À cette heure, vivant à demi, il se trouvait bien parmi les morts. La honte monta et lui rougit les tempes. Vanité, car au jour de les rejoindre, ses chers morts, il ne serait plus qu’un corps, une masse inerte, un agglomérat. Dès lors, sa mère, qui vivait en lui seul, et pour qui, seule, il vivait, disparaîtrait pour de bon. Non ! Non, il n’abandonnerait pas à Venise son souvenir ; il allait se remettre debout, sortir de cette presqu’île infernale, et retrouver l’endroit où Mammina avait été mise en terre ; l’honorer enfin !
Lorsqu’il ouvrit les yeux, Orso fut en proie à l’émerveillement.

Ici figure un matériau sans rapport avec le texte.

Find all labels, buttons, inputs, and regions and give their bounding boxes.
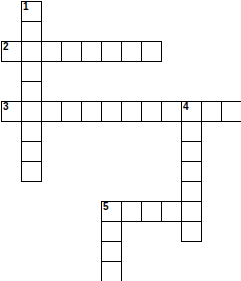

Au-dessus de sa tête, sur une paroi crayeuse baignée de soleil, des ombres de branchages dansaient dans la brise matinale. Une danse chaude où balançaient les rameaux inégaux d’un pin que la perspective enchevêtrait. Ce réseau de stries formait une palette de gris, des dégradés aux lignes fluctuantes, où le noir intense des maîtresses branches au centre s’estompait vers les brindilles périphériques en filigrane doré, presque translucides.
Même chez un homme qui débusque les moines, l'habit ne fait pas le Turc.